Intervention de Éliane Assassi

Réunion du 7 novembre 2007 à 21h45
Chiens dangereux — Suite de la discussion et adoption d'un projet de loi

Photo de Éliane AssassiÉliane Assassi :

Je crains sincèrement, en tout cas s'agissant de morsures non mortelles et survenant dans le cercle familial, que l'on n'aboutisse, en l'espèce, à l'effet inverse du but recherché et que les morsures ne soient, à l'avenir, passées sous silence.

Une autre question se pose. Avec votre texte, le maire est largement mis à contribution. C'est lui qui délivre le récépissé de déclaration de chiens dangereux. Il peut imposer une formation aux propriétaires de chiens dangereux, demander une nouvelle évaluation de l'animal, ordonner le placement de l'animal mordeur, voire faire procéder à son euthanasie. De même, en cas de défaut d'attestation d'aptitude, il peut faire placer l'animal, voire faire procéder à son euthanasie. Mais le maire aura-t-il seulement le temps et les moyens de remplir toutes les missions que lui impose la loi en la matière ? Je crains, là aussi, que la réponse ne soit malheureusement négative.

Par ailleurs, la question, pourtant réelle et essentielle, des trafics et des élevages clandestins d'animaux n'est pas évoquée dans le texte, alors que ces trafics, en particulier en provenance d'Europe de l'Est, sont des pourvoyeurs de chiots qui, une fois adultes, deviennent agressifs en raison des mauvais traitements subis auparavant. Alors que l'on estime à 100 000 le nombre de chiots importés illégalement chaque année en France, rien n'est prévu pour renforcer le contrôle de la vente et de l'achat de jeunes animaux.

Enfin, contrairement à ce qui a pu être annoncé, rien n'est prévu non plus pour interdire les croisements susceptibles de produire des chiens dangereux.

S'agissant des agents de sécurité qui utilisent un chien dans leur activité, les deux rapporteurs proposent une formation. Cela me semble être un minimum ! Mais qu'avez-vous prévu pour créer les conditions de garde de ces chiens en dehors des heures de travail ? Est-il normal que ces personnels de surveillance rentrent chez eux, souvent dans des habitats collectifs, avec leur outil de travail, en l'occurrence un chien ? Est-il normal que la garde et l'entretien de ces chiens soient à la charge des employés, même si ceux-ci perçoivent une prime ? L'employeur n'aurait-il aucune responsabilité en la matière ?
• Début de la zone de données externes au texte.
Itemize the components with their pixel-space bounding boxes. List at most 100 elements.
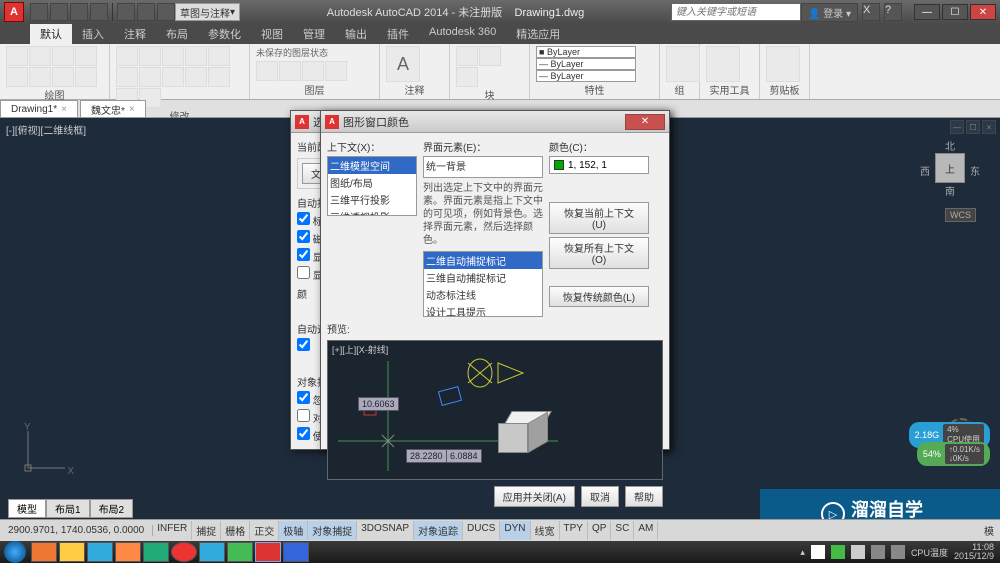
toggle-dyn[interactable]: DYN: [500, 521, 530, 540]
layer-lock-icon[interactable]: [325, 61, 347, 81]
doc-tab-1[interactable]: Drawing1*×: [0, 100, 78, 117]
viewcube[interactable]: 北 南 东 西 上: [920, 138, 980, 198]
qat-open-icon[interactable]: [50, 3, 68, 21]
fillet-icon[interactable]: [162, 67, 184, 87]
toggle-tpy[interactable]: TPY: [560, 521, 588, 540]
text-icon[interactable]: A: [386, 46, 420, 82]
toggle-lwt[interactable]: 线宽: [531, 521, 560, 540]
task-app-1-icon[interactable]: [31, 542, 57, 562]
scale-icon[interactable]: [116, 67, 138, 87]
create-block-icon[interactable]: [479, 46, 501, 66]
toggle-otrack[interactable]: 对象追踪: [414, 521, 463, 540]
task-autocad-icon[interactable]: [255, 542, 281, 562]
mirror-icon[interactable]: [208, 46, 230, 66]
viewcube-east[interactable]: 东: [970, 163, 980, 178]
close-icon[interactable]: ×: [61, 104, 67, 115]
tab-manage[interactable]: 管理: [293, 24, 335, 44]
vp-minimize-icon[interactable]: —: [950, 120, 964, 134]
exchange-icon[interactable]: X: [862, 3, 880, 21]
tray-shield-icon[interactable]: [831, 545, 845, 559]
task-ie-icon[interactable]: [87, 542, 113, 562]
tray-volume-icon[interactable]: [891, 545, 905, 559]
group-icon[interactable]: [666, 46, 700, 82]
measure-icon[interactable]: [706, 46, 740, 82]
element-listbox-2[interactable]: 二维自动捕捉标记 三维自动捕捉标记 动态标注线 设计工具提示 设计工具提示轮廓 …: [423, 251, 543, 317]
rect-icon[interactable]: [6, 67, 28, 87]
close-icon[interactable]: ×: [129, 104, 135, 115]
trim-icon[interactable]: [139, 67, 161, 87]
qat-undo-icon[interactable]: [137, 3, 155, 21]
system-clock[interactable]: 11:08 2015/12/9: [954, 543, 994, 561]
toggle-ortho[interactable]: 正交: [250, 521, 279, 540]
apply-close-button[interactable]: 应用并关闭(A): [494, 486, 575, 507]
qat-save-icon[interactable]: [70, 3, 88, 21]
viewcube-west[interactable]: 西: [920, 163, 930, 178]
help-search-input[interactable]: [671, 3, 801, 21]
workspace-combo[interactable]: 草图与注释 ▾: [175, 3, 240, 21]
element-listbox[interactable]: 统一背景 十字光标: [423, 156, 543, 178]
copy-icon[interactable]: [139, 46, 161, 66]
login-button[interactable]: 👤 登录 ▾: [801, 3, 858, 22]
arc-icon[interactable]: [75, 46, 97, 66]
vp-restore-icon[interactable]: ☐: [966, 120, 980, 134]
maximize-button[interactable]: ☐: [942, 4, 968, 20]
tab-annotate[interactable]: 注释: [114, 24, 156, 44]
tab-view[interactable]: 视图: [251, 24, 293, 44]
context-listbox[interactable]: 二维模型空间 图纸/布局 三维平行投影 三维透视投影 块编辑器 命令行 打印预览: [327, 156, 417, 216]
lineweight-combo[interactable]: — ByLayer: [536, 58, 636, 70]
stretch-icon[interactable]: [162, 46, 184, 66]
toggle-am[interactable]: AM: [634, 521, 658, 540]
ellipse-icon[interactable]: [29, 67, 51, 87]
restore-all-button[interactable]: 恢复所有上下文(O): [549, 237, 649, 269]
qat-saveas-icon[interactable]: [90, 3, 108, 21]
layer-freeze-icon[interactable]: [302, 61, 324, 81]
tab-insert[interactable]: 插入: [72, 24, 114, 44]
help-button[interactable]: 帮助: [625, 486, 663, 507]
task-explorer-icon[interactable]: [59, 542, 85, 562]
viewport-label[interactable]: [-][俯视][二维线框]: [6, 122, 86, 137]
qat-new-icon[interactable]: [30, 3, 48, 21]
line-icon[interactable]: [6, 46, 28, 66]
viewcube-north[interactable]: 北: [945, 138, 955, 153]
task-opera-icon[interactable]: [171, 542, 197, 562]
toggle-infer[interactable]: INFER: [153, 521, 192, 540]
restore-current-button[interactable]: 恢复当前上下文(U): [549, 202, 649, 234]
linetype-combo[interactable]: — ByLayer: [536, 70, 636, 82]
doc-tab-2[interactable]: 魏文忠*×: [80, 100, 146, 117]
qat-plot-icon[interactable]: [117, 3, 135, 21]
layout-tab-2[interactable]: 布局2: [90, 499, 134, 518]
task-app-s-icon[interactable]: [227, 542, 253, 562]
vp-close-icon[interactable]: ×: [982, 120, 996, 134]
task-baidu-icon[interactable]: [283, 542, 309, 562]
erase-icon[interactable]: [208, 67, 230, 87]
layer-prop-icon[interactable]: [256, 61, 278, 81]
toggle-3dosnap[interactable]: 3DOSNAP: [357, 521, 414, 540]
close-button[interactable]: ✕: [970, 4, 996, 20]
toggle-ducs[interactable]: DUCS: [463, 521, 500, 540]
color-dialog-close-button[interactable]: ✕: [625, 114, 665, 130]
color-combo[interactable]: ■ ByLayer: [536, 46, 636, 58]
rotate-icon[interactable]: [185, 46, 207, 66]
tab-parametric[interactable]: 参数化: [198, 24, 251, 44]
toggle-sc[interactable]: SC: [611, 521, 634, 540]
toggle-grid[interactable]: 栅格: [221, 521, 250, 540]
color-dropdown[interactable]: 1, 152, 1: [549, 156, 649, 174]
move-icon[interactable]: [116, 46, 138, 66]
qat-redo-icon[interactable]: [157, 3, 175, 21]
tab-autodesk360[interactable]: Autodesk 360: [419, 24, 506, 44]
tab-default[interactable]: 默认: [30, 24, 72, 44]
toggle-snap[interactable]: 捕捉: [192, 521, 221, 540]
edit-block-icon[interactable]: [456, 67, 478, 87]
insert-block-icon[interactable]: [456, 46, 478, 66]
layer-off-icon[interactable]: [279, 61, 301, 81]
circle-icon[interactable]: [52, 46, 74, 66]
viewcube-south[interactable]: 南: [945, 183, 955, 198]
spline-icon[interactable]: [75, 67, 97, 87]
toggle-qp[interactable]: QP: [588, 521, 611, 540]
tab-output[interactable]: 输出: [335, 24, 377, 44]
perf-memory-widget[interactable]: 54% ↑0.01K/s↓0K/s: [917, 442, 990, 466]
toggle-osnap[interactable]: 对象捕捉: [308, 521, 357, 540]
toggle-polar[interactable]: 极轴: [279, 521, 308, 540]
app-icon[interactable]: A: [4, 2, 24, 22]
tab-addins[interactable]: 插件: [377, 24, 419, 44]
Le Président de la République vous a demandé, madame le ministre, d'entamer une réflexion avec l'ensemble des professionnels concernés sur les moyens que les sociétés de surveillance mettent à la disposition de leurs agents pour que les chiens soient correctement gardés en dehors des heures de travail. Dans ces conditions, madame le ministre, pourquoi ne pas attendre le résultat de cette réflexion avant de légiférer comme nous le faisons aujourd'hui ?

Ne gagnerions-nous pas en efficacité et en lisibilité à élaborer sur la question des chiens dangereux une loi d'ensemble qui intégrerait la problématique des agents de surveillance utilisant un chien dans l'exercice de leur activité et qui engloberait la question des conditions de travail de ces personnels et celle du contrôle éventuel des entreprises sur les sociétés de surveillance auxquelles elles ont recours ?
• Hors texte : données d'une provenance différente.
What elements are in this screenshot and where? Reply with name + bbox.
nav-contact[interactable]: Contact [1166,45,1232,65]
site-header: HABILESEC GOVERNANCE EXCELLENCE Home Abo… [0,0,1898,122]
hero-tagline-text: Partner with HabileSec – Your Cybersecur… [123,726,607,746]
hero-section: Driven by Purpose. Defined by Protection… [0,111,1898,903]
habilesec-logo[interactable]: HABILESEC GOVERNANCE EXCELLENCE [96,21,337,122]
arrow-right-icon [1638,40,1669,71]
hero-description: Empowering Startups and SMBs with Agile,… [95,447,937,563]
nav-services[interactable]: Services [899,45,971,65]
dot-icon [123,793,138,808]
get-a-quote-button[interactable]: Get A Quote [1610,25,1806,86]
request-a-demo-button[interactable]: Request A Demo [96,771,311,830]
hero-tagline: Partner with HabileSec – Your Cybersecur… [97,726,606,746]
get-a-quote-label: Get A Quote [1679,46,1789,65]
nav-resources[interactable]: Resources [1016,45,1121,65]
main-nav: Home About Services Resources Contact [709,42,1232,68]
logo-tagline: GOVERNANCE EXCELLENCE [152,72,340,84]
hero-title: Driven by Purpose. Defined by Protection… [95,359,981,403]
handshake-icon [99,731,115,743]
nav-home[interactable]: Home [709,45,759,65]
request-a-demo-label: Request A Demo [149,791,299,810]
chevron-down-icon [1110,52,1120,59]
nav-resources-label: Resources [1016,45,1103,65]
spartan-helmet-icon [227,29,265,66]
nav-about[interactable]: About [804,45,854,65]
Pour l'heure, madame le ministre, les sénateurs du groupe CRC ont l'intention de s'abstenir sur ce texte. Cette abstention est motivée par différentes raisons : l'effet d'affichage de ce texte, le dispositif complexe et coûteux qui est prévu, les effets pervers qu'il risque d'engendrer et, enfin, sa difficile application, faute de moyens.

Cette question des moyens est, pour nous, fondamentale en ce qu'elle conditionne les bonnes réponses à trouver pour résoudre ce qui est un vrai problème. À ce titre, nous aurions pu déposer des amendements, mais ceux-ci seraient tombés sous le coup de l'article 40 de la Constitution.